Constance Hunter, Global Head of Strategy & ESG, AIG, said:

"In 2030, there is a responsibility for all organisations to think about how they behave within a global ecosystem. A decade ago, the challenge for OECD countries was to cut their greenhouse gas emissions in half and for emerging markets to reduce emissions by 2.5 per cent per year. We knew that without that progress, we would not put the world on track to keep global warming from rising over 2.0 degrees above pre-industrial levels.
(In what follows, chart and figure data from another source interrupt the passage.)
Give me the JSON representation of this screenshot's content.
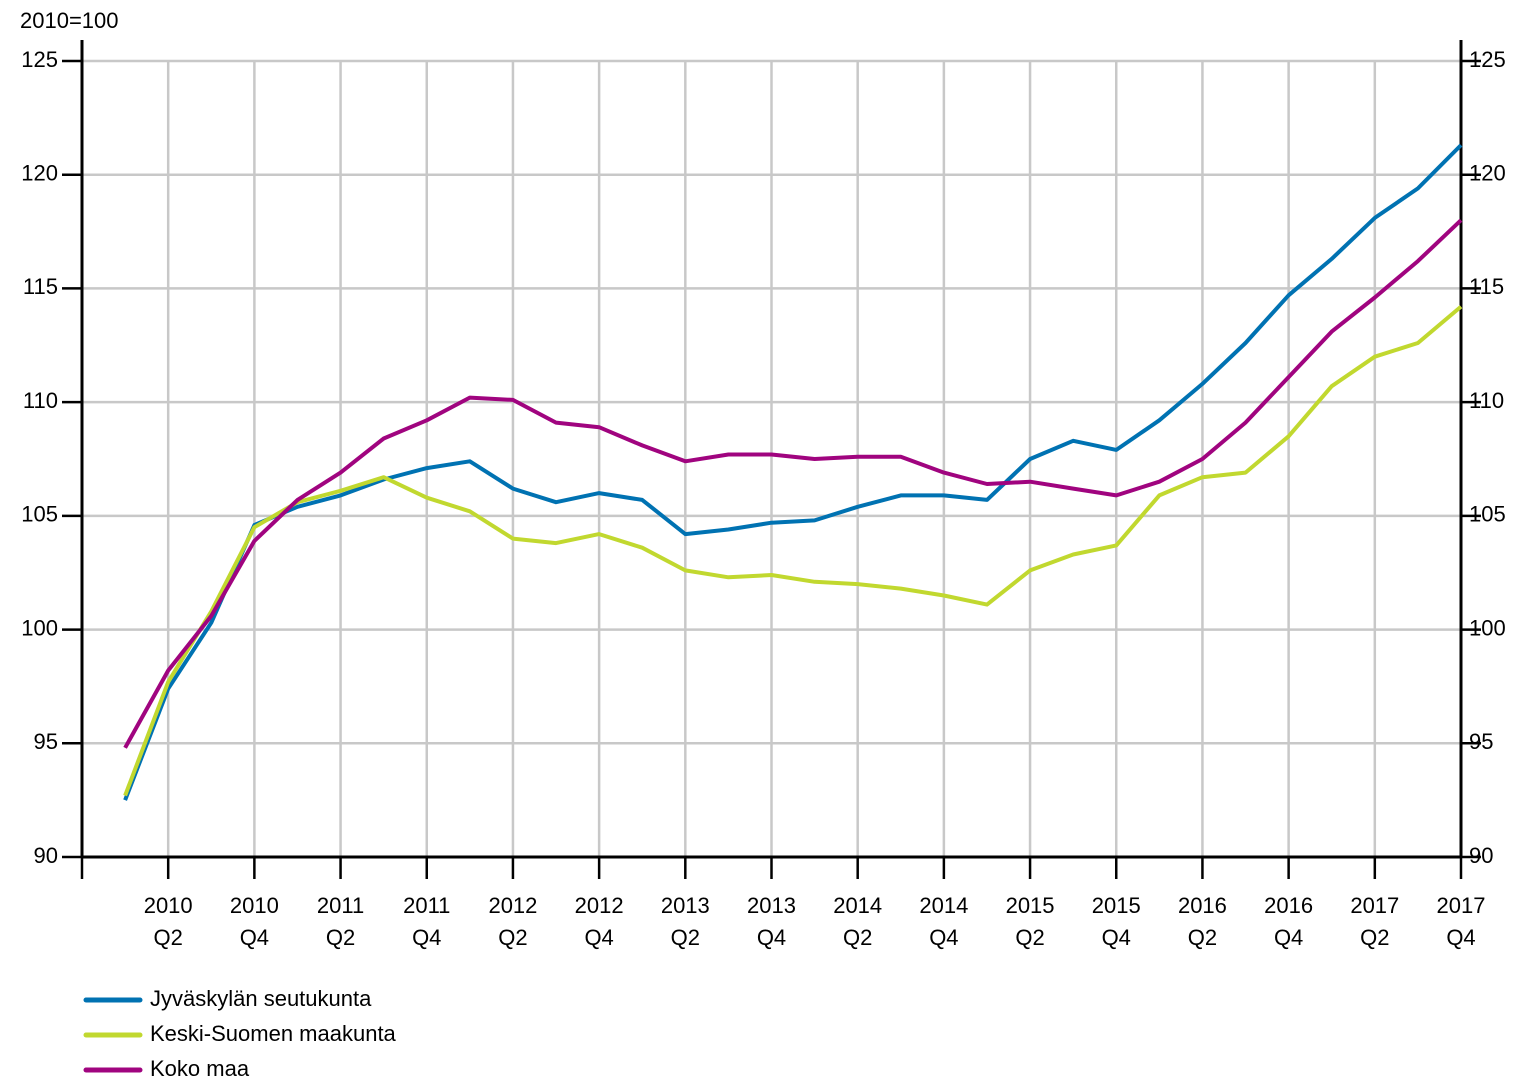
{
  "chart_data": {
    "type": "line",
    "unit_label": "2010=100",
    "categories": [
      null,
      "2010\nQ2",
      null,
      "2010\nQ4",
      null,
      "2011\nQ2",
      null,
      "2011\nQ4",
      null,
      "2012\nQ2",
      null,
      "2012\nQ4",
      null,
      "2013\nQ2",
      null,
      "2013\nQ4",
      null,
      "2014\nQ2",
      null,
      "2014\nQ4",
      null,
      "2015\nQ2",
      null,
      "2015\nQ4",
      null,
      "2016\nQ2",
      null,
      "2016\nQ4",
      null,
      "2017\nQ2",
      null,
      "2017\nQ4"
    ],
    "series": [
      {
        "name": "Jyväskylän seutukunta",
        "color": "#0072b2",
        "values": [
          92.5,
          97.4,
          100.3,
          104.6,
          105.4,
          105.9,
          106.6,
          107.1,
          107.4,
          106.2,
          105.6,
          106.0,
          105.7,
          104.2,
          104.4,
          104.7,
          104.8,
          105.4,
          105.9,
          105.9,
          105.7,
          107.5,
          108.3,
          107.9,
          109.2,
          110.8,
          112.6,
          114.7,
          116.3,
          118.1,
          119.4,
          121.3
        ]
      },
      {
        "name": "Keski-Suomen maakunta",
        "color": "#c1d82f",
        "values": [
          92.7,
          97.7,
          100.8,
          104.5,
          105.6,
          106.1,
          106.7,
          105.8,
          105.2,
          104.0,
          103.8,
          104.2,
          103.6,
          102.6,
          102.3,
          102.4,
          102.1,
          102.0,
          101.8,
          101.5,
          101.1,
          102.6,
          103.3,
          103.7,
          105.9,
          106.7,
          106.9,
          108.5,
          110.7,
          112.0,
          112.6,
          114.2
        ]
      },
      {
        "name": "Koko maa",
        "color": "#a0047f",
        "values": [
          94.8,
          98.2,
          100.6,
          103.9,
          105.7,
          106.9,
          108.4,
          109.2,
          110.2,
          110.1,
          109.1,
          108.9,
          108.1,
          107.4,
          107.7,
          107.7,
          107.5,
          107.6,
          107.6,
          106.9,
          106.4,
          106.5,
          106.2,
          105.9,
          106.5,
          107.5,
          109.1,
          111.1,
          113.1,
          114.6,
          116.2,
          118.0
        ]
      }
    ],
    "ylim": [
      90,
      125
    ],
    "yticks": [
      90,
      95,
      100,
      105,
      110,
      115,
      120,
      125
    ],
    "grid": true
  }
}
"Today, the challenge is still there: insurers play a key role in building a system that encourages change. We still need a transition plan that spurs technological advancement in areas such as carbon capture to enable fossil fuel emissions to be reduced enough to allow them to be in continued use without harming the planet. China, India, Russia, and other emerging markets must be able to afford the technology for them to use it. Insurance companies that lead on finding solutions to the complex set of problems that the energy transition presents are significant winners in this marketplace."
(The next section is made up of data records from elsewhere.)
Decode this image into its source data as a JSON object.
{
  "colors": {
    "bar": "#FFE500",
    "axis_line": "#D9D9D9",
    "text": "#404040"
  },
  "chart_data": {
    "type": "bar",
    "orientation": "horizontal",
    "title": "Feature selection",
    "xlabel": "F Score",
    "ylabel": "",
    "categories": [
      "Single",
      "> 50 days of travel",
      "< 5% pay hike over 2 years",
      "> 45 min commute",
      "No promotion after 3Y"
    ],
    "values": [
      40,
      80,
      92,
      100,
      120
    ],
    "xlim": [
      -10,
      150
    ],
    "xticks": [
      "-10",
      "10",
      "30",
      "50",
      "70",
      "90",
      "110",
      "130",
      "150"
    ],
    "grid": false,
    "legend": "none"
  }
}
In addition to ESG, the report contributors predict several other significant changes, including: a greater focus on digitalisation and more immersive services for banking customers; a potential for conflict as regulators remain anxious to support innovation but flex their muscles with more high-profile interventions; greater diversity and inclusion as leaders seek out a wider talent pool with broader skills, including emotional intelligence; and collaboration rather than competition, with more partnerships leveraging the skills and competencies of multiple players.

David Rice, Global COO, Commercial Banking, HSBC, said:

"Partnership is powerful. Look at how banks, technology companies, and non-financial institutions have worked together over the past ten years to create network effects and virtuous circles that help customers in the end. We've been able to cut prices and get rid of problems for everyone in the system. Indeed, in 2030, customers—whether consumers or corporates — no longer see banking as a distinct activity. It has become invisible, embedded in the underlying interaction. That could be a B2B payment, optimisation of the supply chain, or simple things like buying your groceries online. It has become the dominant distribution model for all banks.
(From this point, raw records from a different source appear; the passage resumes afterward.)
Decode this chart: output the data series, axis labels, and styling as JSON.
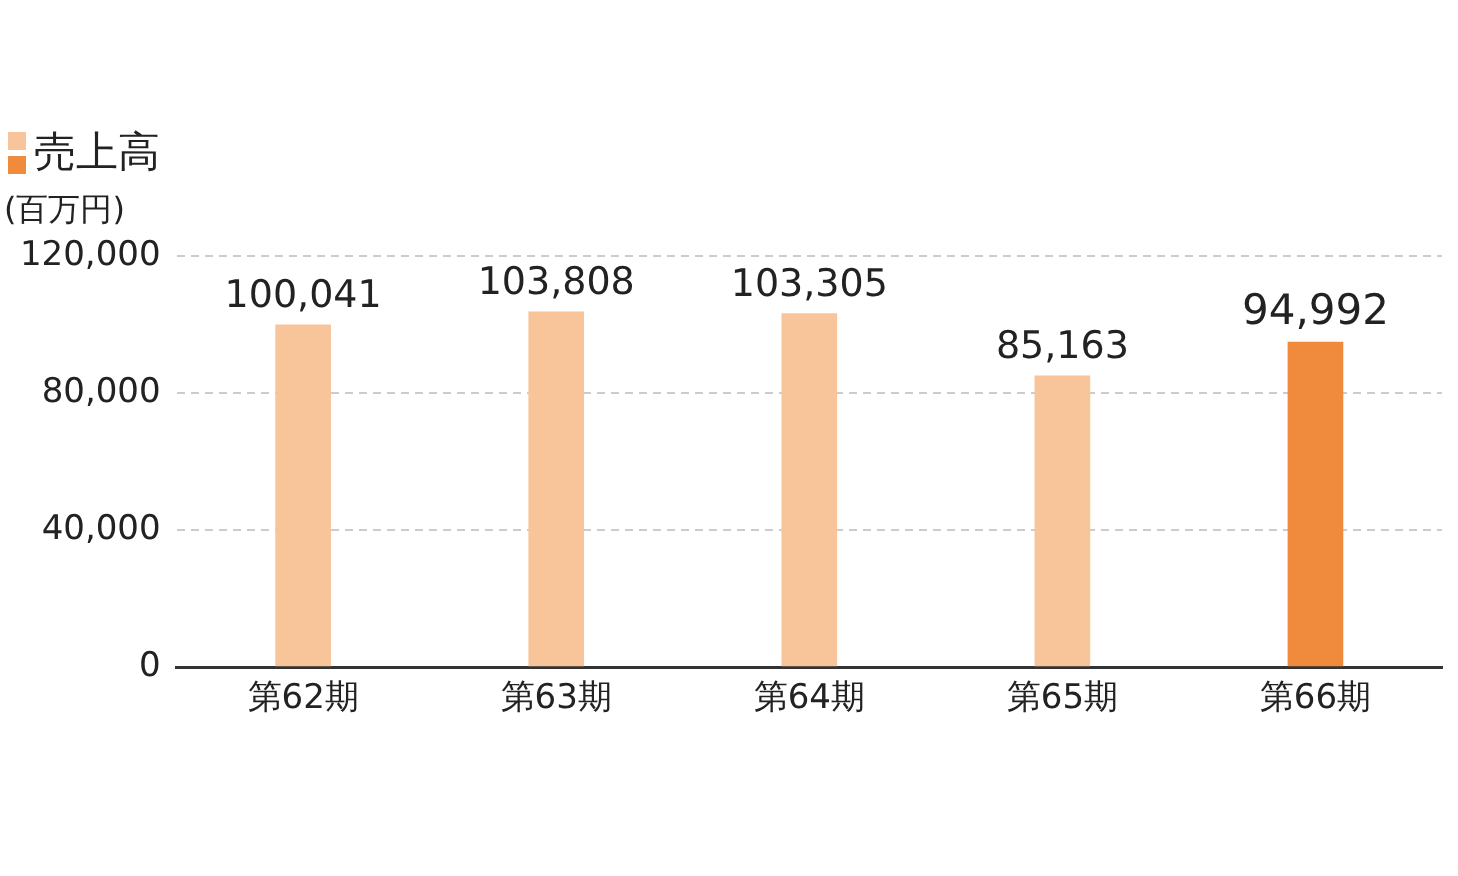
{
  "chart_data": {
    "type": "bar",
    "ylabel": "(百万円)",
    "categories": [
      "第62期",
      "第63期",
      "第64期",
      "第65期",
      "第66期"
    ],
    "series": [
      {
        "name": "売上高",
        "colors": [
          "#f8c49a",
          "#f8c49a",
          "#f8c49a",
          "#f8c49a",
          "#f08a3c"
        ],
        "values": [
          100041,
          103808,
          103305,
          85163,
          94992
        ],
        "value_labels": [
          "100,041",
          "103,808",
          "103,305",
          "85,163",
          "94,992"
        ]
      }
    ],
    "ylim": [
      0,
      120000
    ],
    "yticks": [
      0,
      {
        "value": 40000,
        "label": "40,000"
      },
      {
        "value": 80000,
        "label": "80,000"
      },
      {
        "value": 120000,
        "label": "120,000"
      }
    ],
    "grid": "y",
    "legend": "top left"
  }
}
"The reality is we are operating in a world where you can’t work independently. Banks need to find partners with whom they can build relationships that are good for both parties and help customers and suppliers. In the digital economy, the bank’s role can even be as the curator of platform interactions. It can be a consumer or a producer."

Judd Caplain, Global Head of Financial Services, KPMG International, said:

"Sector convergence has already begun, enabled and driven by new technology and innovation, and it is expected to accelerate." Concepts such as embedded finance, the platform ecosystem, and the data economy may render traditional categories of financial services and providers increasingly less relevant. The other area where our voices speak as one is on the imperative to leave the world in a better place than we found it. They expect the environmental, social, and governance (ESG) phenomenon of recent years to evolve and expand — ensuring that financial services companies drive positive change. That may include climate change mitigation, but also span social justice, equality, and fairness.

"Elsewhere, many of our interviewees sense a power shift. They anticipate data driving new business models and undermining existing ways of operating. But what's most important is that they expect customers to see and understand clear benefits when they give trusted partners and businesses access to their data. Of course, not every prediction in this research will come true. Our aim with Voices On 2030 is to stimulate debate—to shed some light on the future without pretending to have all the answers."